The Driftless region of Wisconsin is hilly, fertile farmland nestled by the wide section of the Mississippi called Lake Peppin. Bucolic doesn't even start to do it justice. In early October when Kristin and I, plus some others, flew out to kick off the new regenerative farming non-profit, Rolling Regenerative, all the leaves were just starting to change and the views of the lake were amazing.
Over the weekend we:
- Took soil carbon baselines of ~200 acres of organic farmland
- Participated in YardStick's BETA program of their next-gen soil-carbon sensor
- Worked with Gabe Brown from Understanding Ag and Dirt to Soil.
- Were guests of Bill and Sarah's at Lakeview Organic Farm (read their blog about the event here)
- Visited the Rush River Produce blueberry farm, a beautiful community treasure that hosts 7,000 people every year to pick their own blueberries.
- Ate Bill and Sarah's amazing farm-fresh pizza from the wood-fired oven at the Dirt Farm
Rolling Regenerative Co-Founder and Executive Director Mike Ferstle orchestrated the whole event in his community of Maiden Rock, Wisconsin.
Soil Carbon Testing
Soils are one of the most important carbon sinks on Earth. While we have too much carbon in the atmosphere and ocean, we have too little in the soil. We want to have much more, as much as possible. Soil carbon is a very good thing – it improves nutrient availability, water-carrying capacity, aerobic baselines at plant roots, mycorrhizal fungi habitat, and more. Some practices, like cover-cropping and intensive multi-species grazing, help build up soil carbon; others, like tilling the soil with plows and other devices, remove carbon from the soil and put it into the atmosphere.

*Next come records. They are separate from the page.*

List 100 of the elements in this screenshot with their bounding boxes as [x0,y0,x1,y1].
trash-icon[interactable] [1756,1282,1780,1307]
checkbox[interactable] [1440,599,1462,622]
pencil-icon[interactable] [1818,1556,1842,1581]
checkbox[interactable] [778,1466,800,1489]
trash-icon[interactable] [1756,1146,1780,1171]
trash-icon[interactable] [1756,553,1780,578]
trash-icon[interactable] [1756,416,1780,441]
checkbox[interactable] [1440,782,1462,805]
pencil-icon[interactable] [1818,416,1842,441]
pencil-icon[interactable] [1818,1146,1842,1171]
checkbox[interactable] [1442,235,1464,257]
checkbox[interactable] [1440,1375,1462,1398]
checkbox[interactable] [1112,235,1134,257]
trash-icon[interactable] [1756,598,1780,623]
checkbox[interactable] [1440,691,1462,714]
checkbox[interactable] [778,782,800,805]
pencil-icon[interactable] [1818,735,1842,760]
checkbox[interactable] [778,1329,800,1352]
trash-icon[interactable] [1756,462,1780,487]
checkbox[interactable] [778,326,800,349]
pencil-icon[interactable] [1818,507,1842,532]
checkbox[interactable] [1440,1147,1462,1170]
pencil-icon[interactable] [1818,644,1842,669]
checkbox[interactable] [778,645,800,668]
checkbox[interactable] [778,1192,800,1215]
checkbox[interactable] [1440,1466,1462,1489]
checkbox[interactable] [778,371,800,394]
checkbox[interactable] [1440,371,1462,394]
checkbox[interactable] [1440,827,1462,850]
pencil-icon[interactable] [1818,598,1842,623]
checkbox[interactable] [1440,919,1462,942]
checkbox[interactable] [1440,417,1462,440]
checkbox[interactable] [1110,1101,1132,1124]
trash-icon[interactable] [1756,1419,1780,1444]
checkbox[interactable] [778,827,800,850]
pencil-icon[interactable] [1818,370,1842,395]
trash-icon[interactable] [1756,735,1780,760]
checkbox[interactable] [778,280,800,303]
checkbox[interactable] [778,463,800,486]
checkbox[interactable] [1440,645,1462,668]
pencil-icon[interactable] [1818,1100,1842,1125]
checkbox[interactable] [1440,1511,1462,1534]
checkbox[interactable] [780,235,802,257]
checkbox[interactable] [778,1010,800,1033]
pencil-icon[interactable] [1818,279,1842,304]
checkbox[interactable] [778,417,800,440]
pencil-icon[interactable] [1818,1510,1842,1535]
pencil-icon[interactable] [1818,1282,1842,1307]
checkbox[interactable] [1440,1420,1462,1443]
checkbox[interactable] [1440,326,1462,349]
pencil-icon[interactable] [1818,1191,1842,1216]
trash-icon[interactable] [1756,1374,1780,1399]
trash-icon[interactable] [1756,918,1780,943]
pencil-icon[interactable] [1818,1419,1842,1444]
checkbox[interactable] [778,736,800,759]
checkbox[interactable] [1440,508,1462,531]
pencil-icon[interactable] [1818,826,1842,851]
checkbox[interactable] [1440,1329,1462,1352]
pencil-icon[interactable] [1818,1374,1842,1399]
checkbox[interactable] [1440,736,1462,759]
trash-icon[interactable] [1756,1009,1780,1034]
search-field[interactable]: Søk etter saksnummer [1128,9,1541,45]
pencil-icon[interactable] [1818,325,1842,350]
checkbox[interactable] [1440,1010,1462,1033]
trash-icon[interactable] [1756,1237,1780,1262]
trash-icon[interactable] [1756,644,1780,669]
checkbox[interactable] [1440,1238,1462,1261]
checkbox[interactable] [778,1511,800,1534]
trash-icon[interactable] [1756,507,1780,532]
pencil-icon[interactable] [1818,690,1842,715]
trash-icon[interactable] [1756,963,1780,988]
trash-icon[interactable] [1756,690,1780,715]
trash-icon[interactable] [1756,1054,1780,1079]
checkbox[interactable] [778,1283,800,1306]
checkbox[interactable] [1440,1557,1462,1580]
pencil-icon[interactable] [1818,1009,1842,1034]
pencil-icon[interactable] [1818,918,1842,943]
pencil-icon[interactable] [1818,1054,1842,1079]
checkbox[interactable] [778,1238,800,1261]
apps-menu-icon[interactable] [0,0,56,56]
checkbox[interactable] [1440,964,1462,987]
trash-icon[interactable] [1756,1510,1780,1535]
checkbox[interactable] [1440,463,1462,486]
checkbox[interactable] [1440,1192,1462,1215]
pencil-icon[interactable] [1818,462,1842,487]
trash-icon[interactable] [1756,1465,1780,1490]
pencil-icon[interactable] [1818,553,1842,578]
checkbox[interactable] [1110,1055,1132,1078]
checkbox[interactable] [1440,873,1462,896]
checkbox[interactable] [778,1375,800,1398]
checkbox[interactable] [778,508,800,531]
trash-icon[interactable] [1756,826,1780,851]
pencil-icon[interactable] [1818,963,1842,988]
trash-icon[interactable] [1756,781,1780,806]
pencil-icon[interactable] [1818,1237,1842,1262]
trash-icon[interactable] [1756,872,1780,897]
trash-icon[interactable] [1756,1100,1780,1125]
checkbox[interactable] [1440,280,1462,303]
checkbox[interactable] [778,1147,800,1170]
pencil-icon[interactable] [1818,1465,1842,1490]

Lots of entities ranging from the Biden Administration to big food brands are looking to farmers to help clean up the atmosphere. They want farmers to produce a new product, in addition to their food crops: Carbon Dioxide Removal (CDR) Credits. The idea that farmers (and others) can get paid to pull CO2 out of the atmosphere and store it for a long time in the soil (or elsewhere). For each ton of soil carbon farmers generate, they could generate a "carbon removal credit" that would get sold to a market of polluters to, effectively, remove their emissions from the atmosphere.
One major problem: measuring soil carbon levels is hard to do. The most common practice involves digging up big soil cores and sending them off to labs many miles away where they are "dry combusted" (burnt up) to measure their carbon levels. This process is a pain to do, and there is nowhere near enough lab bandwidth for testing these types of samples to support any major adoption of soil carbon credits as a scalable climate solution.
Enter YardStick, the next generation soil carbon testing solution. Instead of taking a big core and sending it to a lab, you poke the ground with YardStick's revolutionary sensor and get a real-time GPS pinned soil carbon reading (or you will when they have all the tech working perfectly). We were excited to be one of their early BETA customers, and it's been great meeting their team and learning about their work.
Stay tuned to hear about the soil carbon baseline we produced for Lakeview Organic!
Gabe Brown from Understanding Ag
Gabe Brown wrote the book Dirt to Soil and is a prolific consultant on regenerative agriculture. It was a pleasure having him walk us through Lakeview Organic and explain the principles of soil carbon. You can watch his whole talk in the video below. One of the most interesting things he does in the video is look at the differences between two pieces of soil just yards apart from each other, one that has been tilled and one that has not. He shovels them up and shows us the roots, and even my city-slicker eyes could see the difference in texture (which translates to symbiotic fungi and organic carbon buildup). Gabe Brown also suggests possible steps Bill and Sarah could take from their (already very good) organic baseline to move towards regenerative and start implementing the soil health principles he outlines.
Rush River Produce Blueberry Farm
The Cuddy’s Blueberry Farm, aka Rush River Produce, is a cultural and ecological landmark. It provides beautiful habitat for Wisconsin farmers, wildlife, and berry-picking families in the summer. Between 5,000 and 7,000 people journey to the farm during its ~6-week season each year to experience the beauty of the garden and eat the bounty of their blueberry bushes. It was a treat to be able to visit during the off-season and learn about their prep for winter!